Birthday Reviews: Hal Clement’s “Critical Factor”
Hal Clement was born Harry Stubbs on May 30, 1922 and died on October 29, 2003. In addition to being an author, Clement was an artist, using the name George Richard for his artwork.
Clement received the Ignotus Award for the translation of his novel Mission of Gravity and a Retro-Hugo Award for his short story “Uncommon Sense.” He received the Skylark Award from NESFA twice, in 1969 and in 1997. In 1989 I-Con presented him with the Gallun Award, and in 2001 they presented him with the Moskowitz Award. He received the Forry Award from LASFS in 1992 and was inducted into the First Fandom Hall of Fame in 1997 and the Science Fiction Hall of Fame in 1998. In 1999, the SFWA named him a Grand Master. He was the Guest of Honor at Chicon V, the 1991 Worldcon in Chicago.
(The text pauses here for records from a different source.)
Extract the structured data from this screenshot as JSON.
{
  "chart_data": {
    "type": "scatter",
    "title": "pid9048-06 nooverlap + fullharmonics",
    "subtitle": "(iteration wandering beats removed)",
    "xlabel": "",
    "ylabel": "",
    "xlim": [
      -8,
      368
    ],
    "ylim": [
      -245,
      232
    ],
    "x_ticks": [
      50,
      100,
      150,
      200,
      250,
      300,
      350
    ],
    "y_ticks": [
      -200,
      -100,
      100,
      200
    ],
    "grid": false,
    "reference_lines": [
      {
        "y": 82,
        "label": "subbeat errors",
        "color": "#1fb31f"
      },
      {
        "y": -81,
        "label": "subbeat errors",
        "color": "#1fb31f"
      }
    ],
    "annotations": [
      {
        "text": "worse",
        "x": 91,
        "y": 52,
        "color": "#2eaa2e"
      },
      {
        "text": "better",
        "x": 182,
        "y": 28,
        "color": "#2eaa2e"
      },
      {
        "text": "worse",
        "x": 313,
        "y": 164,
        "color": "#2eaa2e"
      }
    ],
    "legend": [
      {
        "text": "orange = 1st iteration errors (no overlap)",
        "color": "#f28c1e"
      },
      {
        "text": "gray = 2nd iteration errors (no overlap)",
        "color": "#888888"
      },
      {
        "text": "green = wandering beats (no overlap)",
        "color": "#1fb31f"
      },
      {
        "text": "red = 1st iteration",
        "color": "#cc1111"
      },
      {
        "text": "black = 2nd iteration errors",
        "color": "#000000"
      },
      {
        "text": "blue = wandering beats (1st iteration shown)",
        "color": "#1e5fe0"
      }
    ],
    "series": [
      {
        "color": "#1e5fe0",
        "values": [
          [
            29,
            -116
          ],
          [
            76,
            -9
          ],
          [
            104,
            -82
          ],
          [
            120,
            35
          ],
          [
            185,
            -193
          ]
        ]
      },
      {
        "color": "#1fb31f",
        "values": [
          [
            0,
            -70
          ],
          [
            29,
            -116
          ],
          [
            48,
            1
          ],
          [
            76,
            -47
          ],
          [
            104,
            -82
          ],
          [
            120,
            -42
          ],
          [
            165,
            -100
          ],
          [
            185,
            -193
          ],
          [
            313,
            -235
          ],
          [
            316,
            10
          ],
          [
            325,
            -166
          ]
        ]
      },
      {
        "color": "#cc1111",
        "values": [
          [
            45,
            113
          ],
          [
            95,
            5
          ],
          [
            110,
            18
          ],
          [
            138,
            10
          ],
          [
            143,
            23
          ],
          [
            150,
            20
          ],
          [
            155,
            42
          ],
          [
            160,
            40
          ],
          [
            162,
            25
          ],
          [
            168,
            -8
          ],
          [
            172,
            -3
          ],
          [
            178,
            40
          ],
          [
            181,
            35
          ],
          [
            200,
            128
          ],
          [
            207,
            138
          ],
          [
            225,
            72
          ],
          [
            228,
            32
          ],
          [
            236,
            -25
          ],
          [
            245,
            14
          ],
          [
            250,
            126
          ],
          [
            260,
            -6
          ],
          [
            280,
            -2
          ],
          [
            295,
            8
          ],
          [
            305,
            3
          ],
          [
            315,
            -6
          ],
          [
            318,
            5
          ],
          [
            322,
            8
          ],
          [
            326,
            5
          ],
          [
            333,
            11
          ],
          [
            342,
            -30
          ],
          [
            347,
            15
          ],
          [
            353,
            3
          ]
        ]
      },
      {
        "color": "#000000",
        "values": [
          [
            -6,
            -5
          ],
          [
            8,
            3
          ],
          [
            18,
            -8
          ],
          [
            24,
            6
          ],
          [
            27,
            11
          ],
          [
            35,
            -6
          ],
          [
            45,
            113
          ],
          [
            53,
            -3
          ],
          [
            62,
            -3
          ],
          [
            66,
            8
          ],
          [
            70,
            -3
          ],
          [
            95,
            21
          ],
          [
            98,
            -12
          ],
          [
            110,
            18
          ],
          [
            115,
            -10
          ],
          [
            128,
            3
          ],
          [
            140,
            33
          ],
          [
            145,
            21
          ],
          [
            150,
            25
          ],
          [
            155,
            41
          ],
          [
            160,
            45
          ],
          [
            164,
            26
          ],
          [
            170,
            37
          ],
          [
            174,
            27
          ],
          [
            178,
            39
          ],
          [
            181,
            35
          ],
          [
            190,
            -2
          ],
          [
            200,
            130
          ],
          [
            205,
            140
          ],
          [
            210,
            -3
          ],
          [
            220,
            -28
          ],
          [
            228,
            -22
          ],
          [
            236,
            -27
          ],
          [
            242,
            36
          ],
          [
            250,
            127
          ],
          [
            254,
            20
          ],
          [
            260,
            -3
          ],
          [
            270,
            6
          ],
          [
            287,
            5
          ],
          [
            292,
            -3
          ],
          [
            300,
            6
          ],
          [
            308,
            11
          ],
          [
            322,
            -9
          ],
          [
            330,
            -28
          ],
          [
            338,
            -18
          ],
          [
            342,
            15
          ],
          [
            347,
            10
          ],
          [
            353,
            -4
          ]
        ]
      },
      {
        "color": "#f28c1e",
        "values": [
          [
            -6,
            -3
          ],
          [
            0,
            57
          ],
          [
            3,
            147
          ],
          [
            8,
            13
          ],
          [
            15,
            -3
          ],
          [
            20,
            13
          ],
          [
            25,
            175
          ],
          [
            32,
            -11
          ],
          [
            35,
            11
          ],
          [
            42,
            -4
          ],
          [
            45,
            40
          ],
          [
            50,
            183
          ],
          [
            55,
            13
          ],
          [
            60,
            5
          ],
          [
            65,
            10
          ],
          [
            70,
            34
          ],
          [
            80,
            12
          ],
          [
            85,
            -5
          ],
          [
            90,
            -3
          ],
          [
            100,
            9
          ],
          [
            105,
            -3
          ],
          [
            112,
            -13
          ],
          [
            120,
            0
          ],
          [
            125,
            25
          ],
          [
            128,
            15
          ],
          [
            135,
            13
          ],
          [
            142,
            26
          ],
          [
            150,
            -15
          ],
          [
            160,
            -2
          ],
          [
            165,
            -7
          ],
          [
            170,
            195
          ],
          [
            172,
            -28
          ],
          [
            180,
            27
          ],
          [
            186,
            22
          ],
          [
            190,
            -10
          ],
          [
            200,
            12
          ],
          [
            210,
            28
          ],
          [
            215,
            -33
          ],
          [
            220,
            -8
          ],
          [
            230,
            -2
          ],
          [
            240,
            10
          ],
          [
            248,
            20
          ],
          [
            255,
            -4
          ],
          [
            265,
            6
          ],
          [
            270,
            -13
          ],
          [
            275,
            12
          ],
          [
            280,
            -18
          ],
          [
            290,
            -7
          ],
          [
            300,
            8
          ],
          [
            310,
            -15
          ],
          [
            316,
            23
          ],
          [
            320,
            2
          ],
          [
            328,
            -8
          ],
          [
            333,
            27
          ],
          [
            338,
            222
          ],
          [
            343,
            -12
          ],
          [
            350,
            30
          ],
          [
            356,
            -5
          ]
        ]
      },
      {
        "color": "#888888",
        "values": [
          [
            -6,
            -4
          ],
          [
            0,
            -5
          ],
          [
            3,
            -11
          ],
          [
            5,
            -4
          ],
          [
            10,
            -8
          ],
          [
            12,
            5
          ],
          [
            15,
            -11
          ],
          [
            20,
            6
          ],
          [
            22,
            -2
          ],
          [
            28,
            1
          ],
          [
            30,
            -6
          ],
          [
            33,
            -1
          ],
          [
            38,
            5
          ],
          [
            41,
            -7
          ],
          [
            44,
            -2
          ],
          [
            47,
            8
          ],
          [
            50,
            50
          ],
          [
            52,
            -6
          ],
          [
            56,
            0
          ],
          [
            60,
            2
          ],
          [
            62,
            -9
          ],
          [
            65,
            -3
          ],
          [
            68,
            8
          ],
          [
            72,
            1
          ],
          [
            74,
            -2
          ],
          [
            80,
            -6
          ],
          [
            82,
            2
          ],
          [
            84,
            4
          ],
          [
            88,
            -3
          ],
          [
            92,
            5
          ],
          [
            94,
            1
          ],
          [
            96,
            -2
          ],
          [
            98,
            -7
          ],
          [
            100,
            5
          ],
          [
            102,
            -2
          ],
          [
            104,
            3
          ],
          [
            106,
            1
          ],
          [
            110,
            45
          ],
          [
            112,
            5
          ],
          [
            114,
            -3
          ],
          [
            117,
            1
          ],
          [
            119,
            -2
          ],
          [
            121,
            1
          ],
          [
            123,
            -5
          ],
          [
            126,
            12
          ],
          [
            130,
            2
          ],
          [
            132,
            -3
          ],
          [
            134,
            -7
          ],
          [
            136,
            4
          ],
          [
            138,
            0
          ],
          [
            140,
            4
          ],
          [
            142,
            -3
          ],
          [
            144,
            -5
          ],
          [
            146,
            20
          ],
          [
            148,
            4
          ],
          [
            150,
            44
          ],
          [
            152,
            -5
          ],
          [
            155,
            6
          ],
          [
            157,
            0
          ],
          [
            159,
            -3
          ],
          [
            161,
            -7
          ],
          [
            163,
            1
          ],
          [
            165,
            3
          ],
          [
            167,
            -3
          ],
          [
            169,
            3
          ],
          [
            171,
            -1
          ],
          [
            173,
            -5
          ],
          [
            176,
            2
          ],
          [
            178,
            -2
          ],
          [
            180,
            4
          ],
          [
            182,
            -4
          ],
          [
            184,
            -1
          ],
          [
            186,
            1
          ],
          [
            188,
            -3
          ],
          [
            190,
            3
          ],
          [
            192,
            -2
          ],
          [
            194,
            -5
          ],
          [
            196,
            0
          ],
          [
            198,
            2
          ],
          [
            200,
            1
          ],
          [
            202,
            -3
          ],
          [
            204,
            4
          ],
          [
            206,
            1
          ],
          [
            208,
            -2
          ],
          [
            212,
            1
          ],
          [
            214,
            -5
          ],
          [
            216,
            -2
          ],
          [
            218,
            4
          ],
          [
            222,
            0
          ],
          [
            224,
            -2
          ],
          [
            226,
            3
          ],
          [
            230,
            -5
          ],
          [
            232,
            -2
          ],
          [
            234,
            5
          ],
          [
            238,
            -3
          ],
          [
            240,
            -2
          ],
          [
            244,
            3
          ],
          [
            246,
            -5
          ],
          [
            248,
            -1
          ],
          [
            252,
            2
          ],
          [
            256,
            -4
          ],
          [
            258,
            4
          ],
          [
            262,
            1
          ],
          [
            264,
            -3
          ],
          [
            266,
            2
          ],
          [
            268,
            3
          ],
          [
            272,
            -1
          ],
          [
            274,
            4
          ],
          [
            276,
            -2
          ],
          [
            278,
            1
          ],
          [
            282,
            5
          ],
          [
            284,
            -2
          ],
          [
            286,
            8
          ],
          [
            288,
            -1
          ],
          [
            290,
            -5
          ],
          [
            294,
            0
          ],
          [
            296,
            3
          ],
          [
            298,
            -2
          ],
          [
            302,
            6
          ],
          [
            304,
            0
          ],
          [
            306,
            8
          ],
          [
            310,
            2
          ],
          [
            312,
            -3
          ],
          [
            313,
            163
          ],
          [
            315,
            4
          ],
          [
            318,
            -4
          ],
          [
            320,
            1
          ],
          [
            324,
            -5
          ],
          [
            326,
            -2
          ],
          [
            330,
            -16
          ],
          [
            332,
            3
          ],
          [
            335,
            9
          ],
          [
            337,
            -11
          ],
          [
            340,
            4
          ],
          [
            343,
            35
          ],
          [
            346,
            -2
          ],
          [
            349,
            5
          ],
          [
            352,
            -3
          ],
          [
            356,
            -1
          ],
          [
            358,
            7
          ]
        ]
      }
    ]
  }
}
“Critical Factor” was purchased by Frederik Pohl for the second volume of Star Science Fiction Stories, published in 1953. It was translated into German in 1977 for an appearance in Titan 4, edited by Pohl and Wolfgang Jeschke. James E. Gunn selected the story as representative of Clement’s work and hard science fiction for his historical anthology series The Road to Science Fiction: Volume 3: From Heinlein to Here.
Clement was one of the masters of rigorous hard science fiction, often exploring the extremes of physical science, as he did in Mission of Gravity, and once he introduces the oddity allows scientific plausibility to dictate the course of his story. In “Critical Factor,” he posits a race of amorphous beings who live within the layers of the earth, eating seams of rock, and to whom the atmosphere is deadly. Pentong has gone on a lengthy journey of discovery and found that there is a distant continent covered in a mile-thick sheet of frozen water. He postulates that melting that water would cause the ocean levels to rise, thereby increasing the area in which they can live since they can only live in earth that is covered by water (not exposed directly to air).